I came to Prague to study illustration at the Academy of Applied and Decorative Arts during the second semester of my junior year in college. I arrived alone on a cold February night and when the taxi dropped me off in front of the beautiful dormitory in Prague 7, I was greeted by a little old woman who spoke no English but, lucky for me, a little bit of Russian. She ushered me into a modest but cozy room on the top floor and after some commotion and funny misunderstandings, I was left standing alone, with my little bed - covered in starched linen and a wool blanket - a wooden desk, a large closet and the empty bed and desk of my future roommate. I remember looking out of the large window onto the dark street and promising myself that tomorrow I will find a grocery store, my school, and most importantly, the city I've been dreaming about.
The next morning, as I was exploring my surroundings, the city appeared so suddenly below me as I reached the edge of the park that my eyes filled up with tears. I didn't know what awaited me then, but in the next five months I learned to ride the trams and the metro, speak some very basic Czech and get around without a map. I browsed antiques shops for treasures, went dancing on Tuesday nights, went to children's puppet shows that I didn't understand, and turned 21. It was everything I could ask for as a student abroad, but the city also worked its mysterious charms on my little heart in such a way that I was quite changed.
Prague is the strangest, most magical place I have ever encountered. From the beginning, my life there seemed to be ruled by kismet and coincidence and every circumstance seemed to be just a little odd, even though if you asked me what exactly seemed off, I would never be able to tell you. A mysterious tea club at the top of a tower, a dark and crumbling house on the next street, a hidden amusement park found suddenly at the edge of a park where all of the trees have eyes.
I explored the city on foot and by tram, alone and with others, and I felt romance, beauty and melancholy in everything. I peered into windows of old mansions, wandered like a ghost through ancient, overgrown cemeteries, looked down at the entire city from the tops of rocky hills and spent solitary evenings sitting in the middle of a giant yellow canola field, drinking kefir and watching the clusters of neat little houses with orange shingled roofs spout plumes of white smoke from their chimneys.

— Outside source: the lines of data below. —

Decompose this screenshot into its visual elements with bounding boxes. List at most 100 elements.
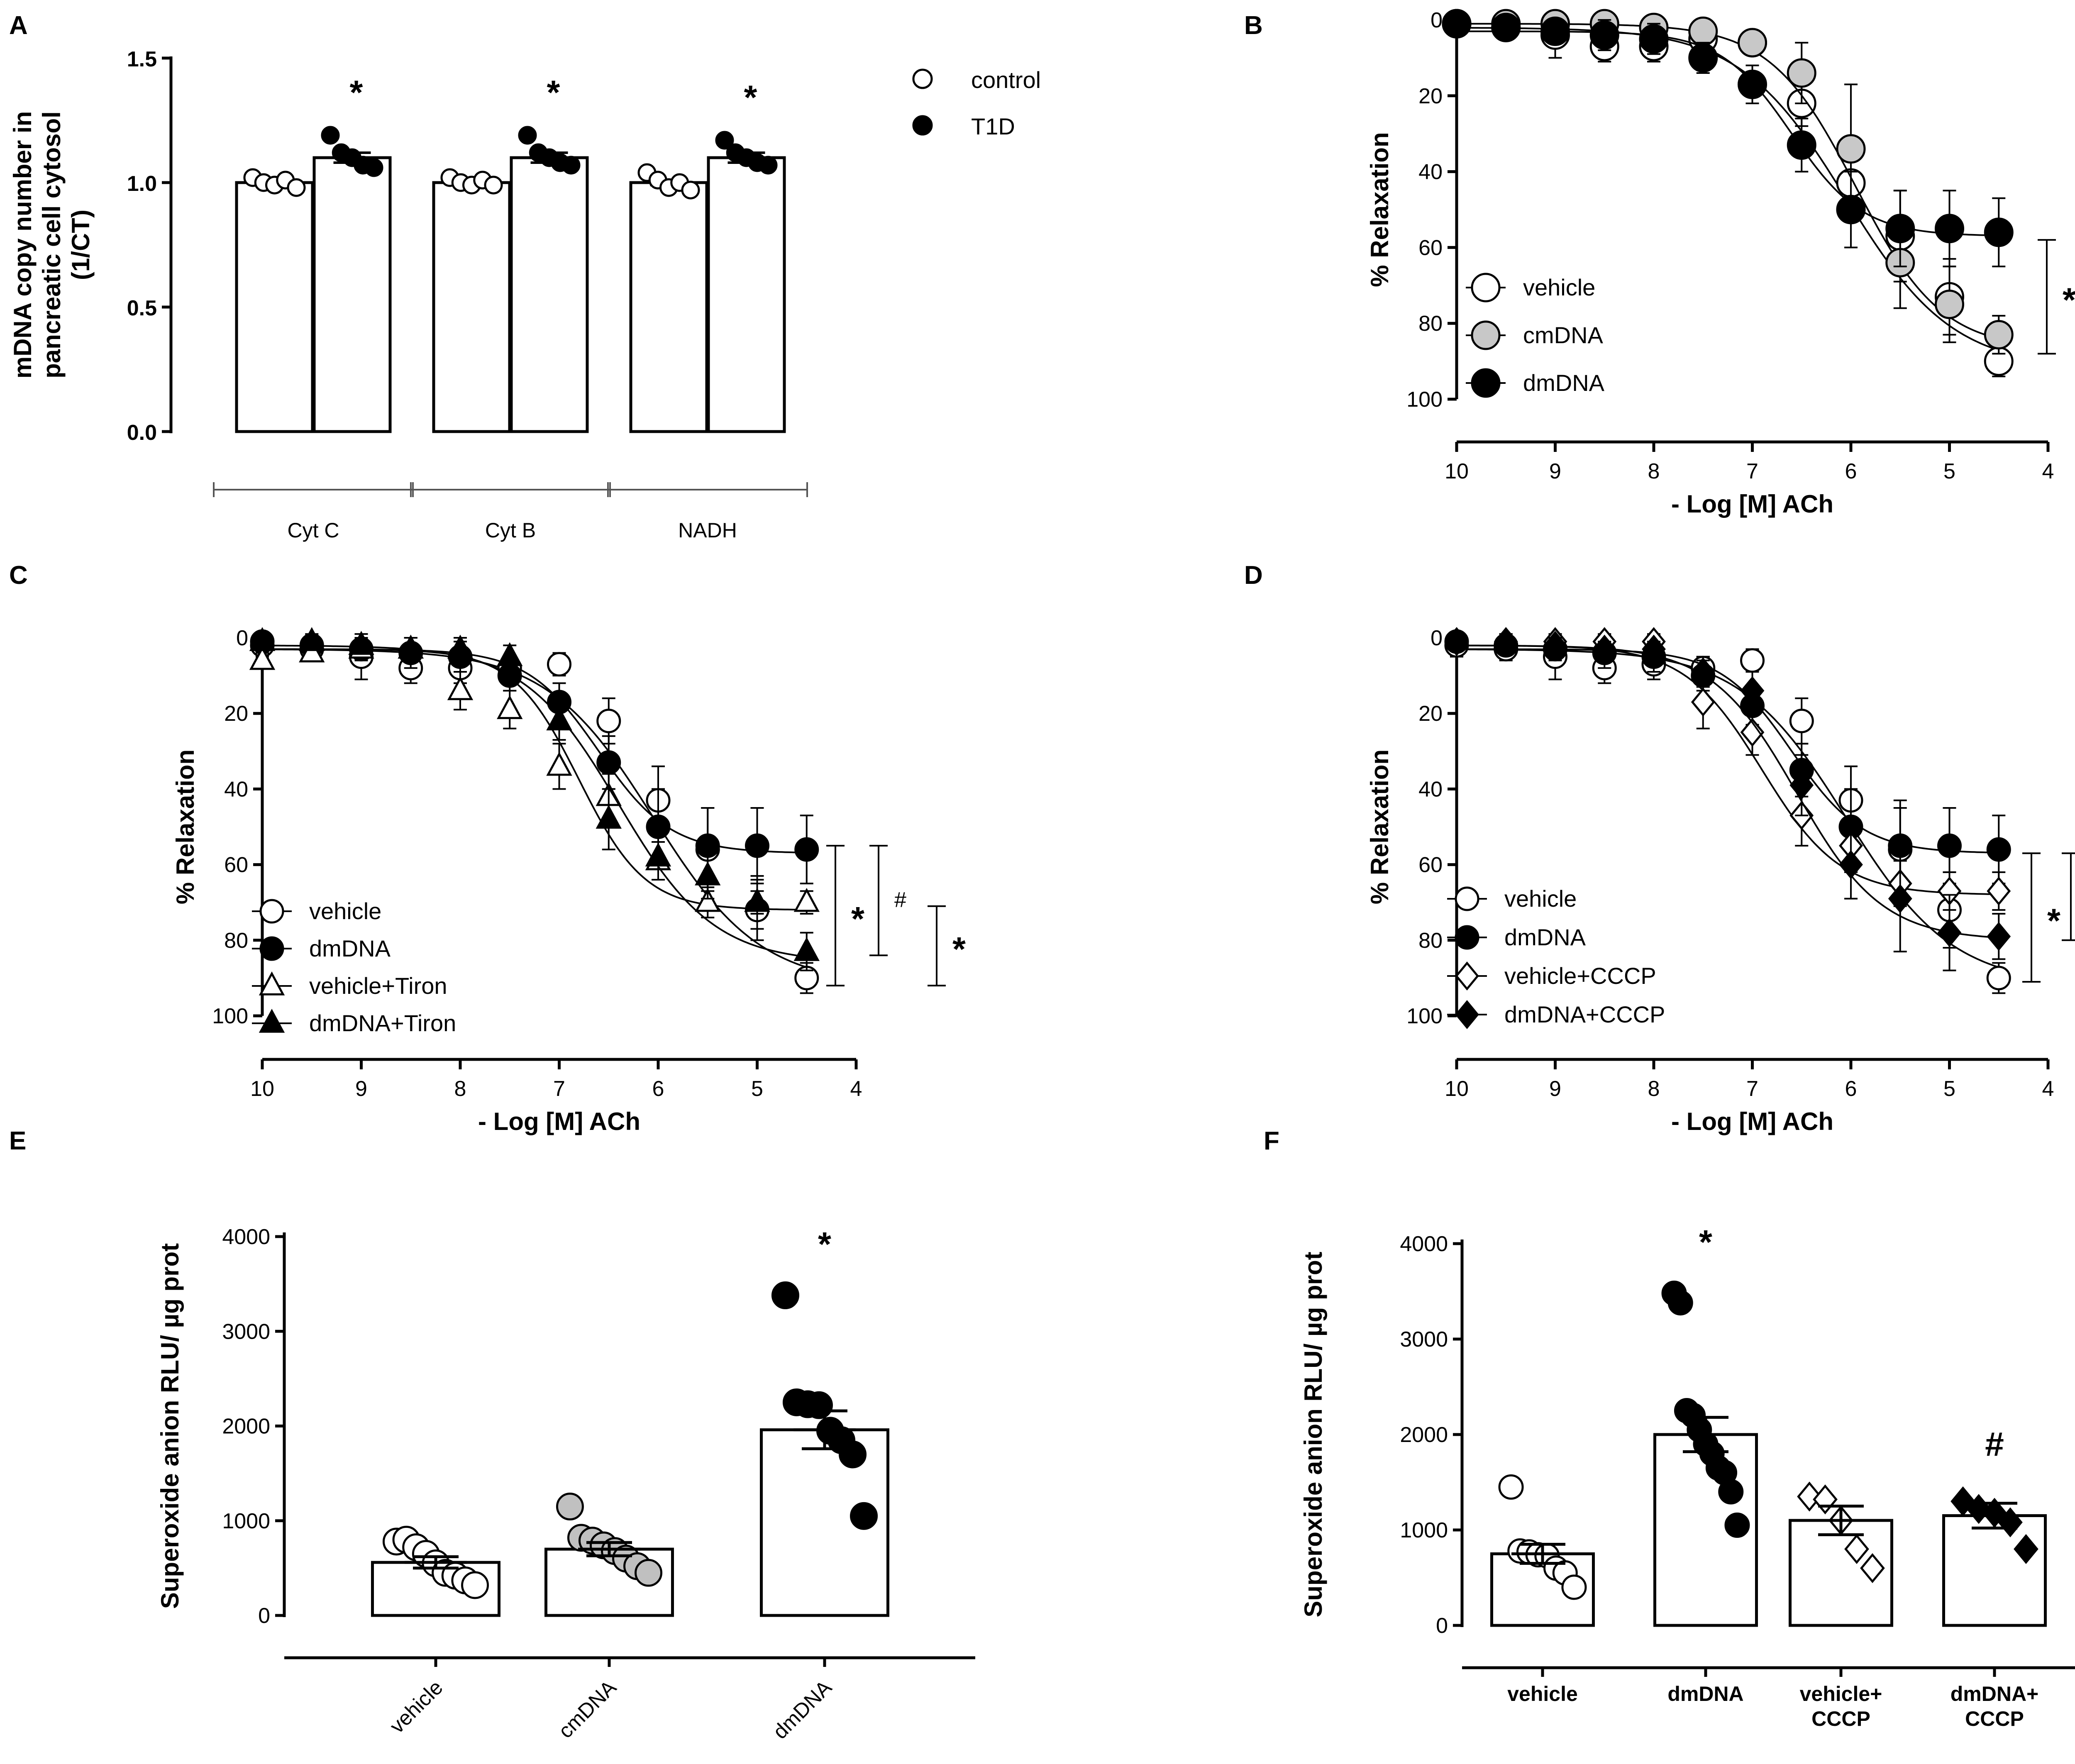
x-tick-label: 7: [553, 1077, 565, 1101]
y-tick-label: 1.0: [127, 172, 157, 196]
x-tick-label: dmDNA: [768, 1676, 836, 1744]
bar-group-vehicle: vehicle: [1490, 1474, 1595, 1705]
legend-marker: [259, 936, 284, 961]
panel-label-a: A: [9, 11, 28, 40]
x-tick-label: 10: [250, 1077, 274, 1101]
y-axis-title: % Relaxation: [1366, 749, 1394, 904]
y-tick-label: 1.5: [127, 47, 157, 71]
data-point: [1839, 850, 1863, 879]
y-tick-label: 20: [224, 702, 248, 726]
group-cyt-c: Cyt C *: [213, 74, 414, 542]
bar-t1d: [510, 156, 589, 433]
x-tick-label: 8: [1648, 1077, 1660, 1101]
bar: [1942, 1514, 2047, 1627]
data-point: [348, 631, 374, 655]
data-point: [299, 627, 325, 651]
sig-label: #: [894, 888, 906, 912]
data-point: [596, 750, 621, 775]
series-dmdna-tiron: [249, 627, 820, 971]
sig-label: *: [2047, 902, 2060, 940]
x-tick-label: 4: [2042, 459, 2054, 483]
group-label: Cyt B: [485, 519, 536, 542]
bar-control: [432, 181, 511, 433]
fit-curve: [1457, 648, 1999, 854]
y-tick-label: 1000: [1400, 1518, 1448, 1542]
sig-label: *: [1699, 1224, 1712, 1261]
x-tick-label: dmDNA+: [1950, 1682, 2039, 1705]
data-point: [645, 842, 671, 867]
data-point: [447, 676, 474, 700]
legend-label: dmDNA: [309, 935, 391, 961]
x-axis-title: - Log [M] ACh: [478, 1108, 640, 1135]
panel-e-chart: 0 1000 2000 3000 4000 Superoxide anion RLU/ µ…: [156, 1225, 975, 1744]
data-point: [461, 1571, 489, 1599]
x-tick-label: 10: [1445, 459, 1469, 483]
data-point: [1642, 634, 1666, 664]
x-axis-title: - Log [M] ACh: [1671, 490, 1833, 518]
bar-group-dmdna-cccp: # dmDNA+CCCP: [1942, 1425, 2047, 1730]
data-point: [1740, 648, 1765, 673]
data-point: [635, 1559, 663, 1587]
data-point: [1888, 884, 1912, 913]
series-vehicle: [1442, 9, 2014, 378]
data-point: [1639, 24, 1669, 54]
data-point: [1797, 1481, 1822, 1512]
x-tick-label: 5: [1943, 459, 1955, 483]
legend-marker: [259, 1009, 285, 1033]
legend-label: dmDNA: [1504, 924, 1586, 950]
data-point: [1813, 1484, 1838, 1515]
legend-marker: [259, 971, 285, 995]
y-tick-label: 0.0: [127, 421, 157, 445]
data-point: [1935, 214, 1964, 244]
data-point: [1445, 627, 1469, 656]
y-tick-label: 60: [1418, 236, 1443, 260]
x-tick-label: 9: [355, 1077, 367, 1101]
y-tick-label: 3000: [222, 1320, 270, 1344]
y-tick-label: 100: [212, 1004, 248, 1028]
data-point: [1860, 1553, 1885, 1583]
data-point: [321, 126, 340, 145]
data-point: [1740, 676, 1765, 705]
bar: [1653, 1433, 1758, 1627]
data-point: [1738, 28, 1767, 58]
data-point: [839, 1440, 867, 1469]
data-point: [1836, 134, 1866, 164]
data-point: [695, 888, 721, 912]
panel-d-chart: 0 20 40 60 80 100 10 9 8 7 6 5 4 - Log [M] ACh % Relax…: [1366, 626, 2075, 1135]
data-point: [497, 695, 523, 719]
data-point: [287, 178, 306, 197]
y-tick-label: 0: [236, 626, 248, 650]
sig-label: *: [952, 930, 966, 968]
bar-control: [629, 181, 708, 433]
y-tick-label: 0: [1431, 626, 1443, 650]
fit-curve: [262, 648, 807, 854]
data-point: [1789, 771, 1814, 800]
y-tick-label: 20: [1418, 84, 1443, 108]
data-point: [1937, 918, 1962, 947]
data-point: [1724, 1513, 1750, 1538]
series-dmdna: [250, 629, 819, 885]
data-point: [1986, 837, 2011, 862]
sig-label: *: [2063, 281, 2075, 319]
x-tick-label: cmDNA: [554, 1676, 621, 1743]
y-tick-label: 40: [1418, 160, 1443, 184]
data-point: [1937, 833, 1962, 858]
x-tick-label: 6: [1845, 1077, 1857, 1101]
x-tick-label: CCCP: [1811, 1707, 1870, 1730]
y-tick-label: 100: [1406, 388, 1443, 412]
y-tick-label: 20: [1418, 702, 1443, 726]
bar-t1d: [312, 156, 392, 433]
y-tick-label: 40: [224, 777, 248, 801]
y-axis-title-line: pancreatic cell cytosol: [38, 111, 66, 378]
y-tick-label: 0: [258, 1604, 270, 1628]
x-tick-label: 8: [454, 1077, 466, 1101]
data-point: [596, 805, 622, 829]
legend-marker: [912, 115, 933, 136]
x-tick-label: 9: [1549, 459, 1561, 483]
y-axis-title-line: (1/CT): [67, 210, 95, 280]
legend-marker: [912, 68, 933, 89]
x-tick-label: 8: [1648, 459, 1660, 483]
y-tick-label: 0: [1431, 8, 1443, 32]
series-dmdna: [1442, 9, 2014, 268]
data-point: [715, 131, 734, 150]
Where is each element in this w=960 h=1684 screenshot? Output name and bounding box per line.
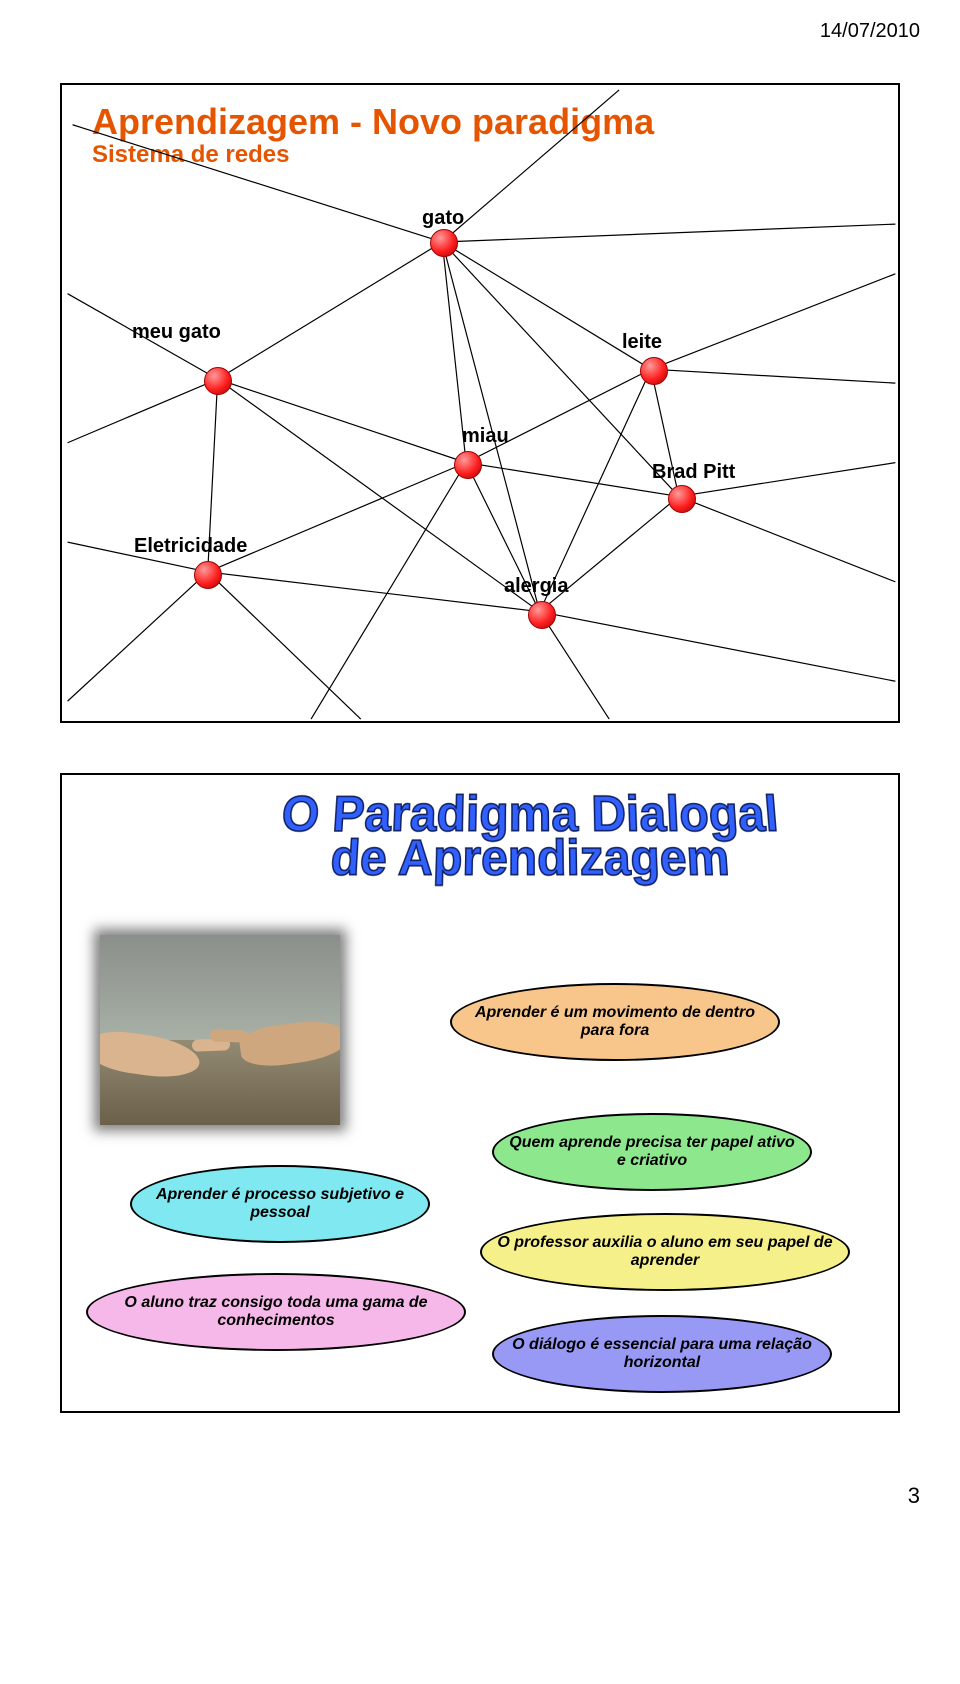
slide-2-wrap: O Paradigma Dialogal de Aprendizagem Apr… (60, 773, 900, 1413)
bubble-b5: O aluno traz consigo toda uma gama de co… (86, 1273, 466, 1351)
bubble-b2: Quem aprende precisa ter papel ativo e c… (492, 1113, 812, 1191)
bubble-b3: Aprender é processo subjetivo e pessoal (130, 1165, 430, 1243)
network-node-leite (640, 357, 668, 385)
slide-1-wrap: Aprendizagem - Novo paradigma Sistema de… (60, 83, 900, 723)
page-number: 3 (0, 1463, 960, 1549)
network-node-meugato (204, 367, 232, 395)
page-date: 14/07/2010 (0, 0, 960, 53)
label-gato: gato (422, 207, 464, 230)
label-alergia: alergia (504, 575, 568, 598)
network-node-gato (430, 229, 458, 257)
slide-2: O Paradigma Dialogal de Aprendizagem Apr… (60, 773, 900, 1413)
network-node-elec (194, 561, 222, 589)
network-node-miau (454, 451, 482, 479)
label-meu_gato: meu gato (132, 321, 221, 344)
wordart-title: O Paradigma Dialogal de Aprendizagem (190, 793, 870, 881)
label-miau: miau (462, 425, 509, 448)
wordart-line2: de Aprendizagem (187, 836, 872, 882)
network-node-brad (668, 485, 696, 513)
bubble-b6: O diálogo é essencial para uma relação h… (492, 1315, 832, 1393)
label-brad_pitt: Brad Pitt (652, 461, 735, 484)
bubble-b1: Aprender é um movimento de dentro para f… (450, 983, 780, 1061)
slide-1: Aprendizagem - Novo paradigma Sistema de… (60, 83, 900, 723)
bubble-b4: O professor auxilia o aluno em seu papel… (480, 1213, 850, 1291)
label-eletricidade: Eletricidade (134, 535, 247, 558)
network-lines (62, 85, 898, 721)
painting-image (100, 935, 340, 1125)
network-node-alergia (528, 601, 556, 629)
label-leite: leite (622, 331, 662, 354)
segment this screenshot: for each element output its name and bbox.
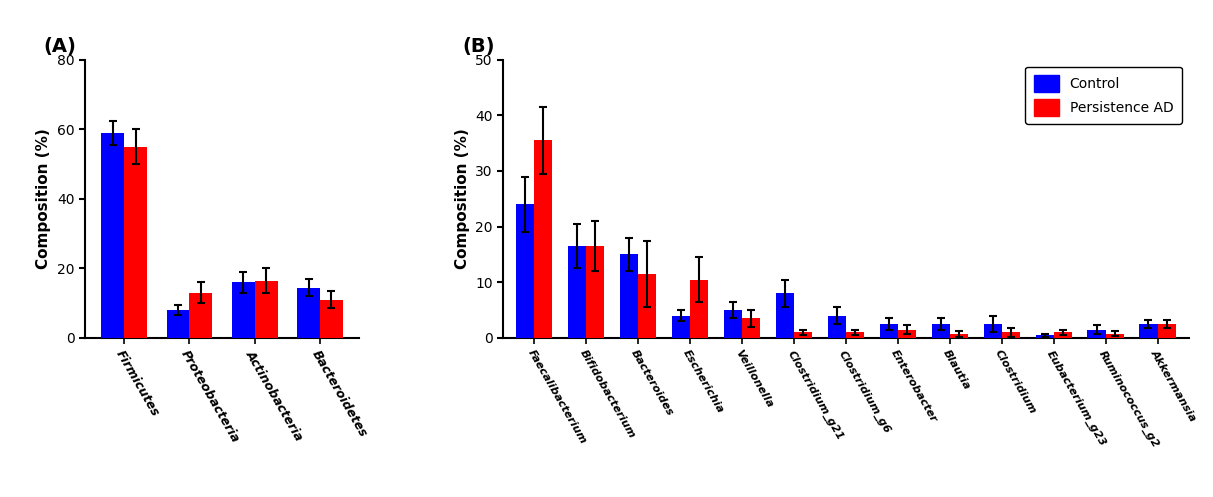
Bar [534,140,552,338]
Bar [101,133,124,338]
Bar [827,316,845,338]
Bar [1036,335,1054,338]
Bar [320,300,343,338]
Bar [742,319,761,338]
Bar [1088,330,1105,338]
Text: (B): (B) [462,37,495,56]
Bar [795,332,813,338]
Bar [1002,332,1020,338]
Text: (A): (A) [44,37,76,56]
Bar [724,310,742,338]
Bar [672,316,690,338]
Bar [932,324,950,338]
Y-axis label: Composition (%): Composition (%) [36,128,51,269]
Bar [1054,332,1072,338]
Bar [1139,324,1157,338]
Bar [950,334,968,338]
Bar [166,310,189,338]
Bar [984,324,1002,338]
Bar [189,293,212,338]
Bar [124,147,147,338]
Bar [898,330,916,338]
Bar [232,282,255,338]
Bar [690,279,708,338]
Bar [568,246,586,338]
Bar [879,324,898,338]
Bar [845,332,864,338]
Bar [620,254,638,338]
Y-axis label: Composition (%): Composition (%) [455,128,469,269]
Bar [1105,333,1123,338]
Bar [297,287,320,338]
Bar [1157,324,1175,338]
Bar [638,274,656,338]
Bar [255,280,278,338]
Legend: Control, Persistence AD: Control, Persistence AD [1025,67,1181,124]
Bar [586,246,604,338]
Bar [516,204,534,338]
Bar [776,293,795,338]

The Czech people are private and don't let others in easily, a trait which is often perceived as arrogance. On more than one occasion I felt the painful sting of being an outsider, but I have seen the craftsmanship and love with which every aspect of the Czechs' visual culture was built, the care with which it is preserved and displayed in well-kept museums. There's the quiet pride they take in their city, which is cared-for even after all of the troubles it has been through and for that, I grew to really love the Czechs.
My work is inspired by friendly images and melancholy themes alike. I was able to find both, living together in harmony in Prague, this city of precious little houses and dark, Gothic castles. There are so many beautiful things for the romantic-at-heart: art nouveau hotels, a small museum displaying richly embroidered folk costumes and hand-painted Easter eggs (as a recording of chirping birds plays in the background), the black and white tiled floor in the bathroom of the Café Louvre or the slightly worn 19th century houses, hiding beautiful apartments that a lucky few have privatized in the days of Communism. Prague's true beauty is in these details. I rarely had to go looking for magic; it found me first at every corner, and turned out to be the long-lasting kind that continues to stir my emotions and color my everyday life.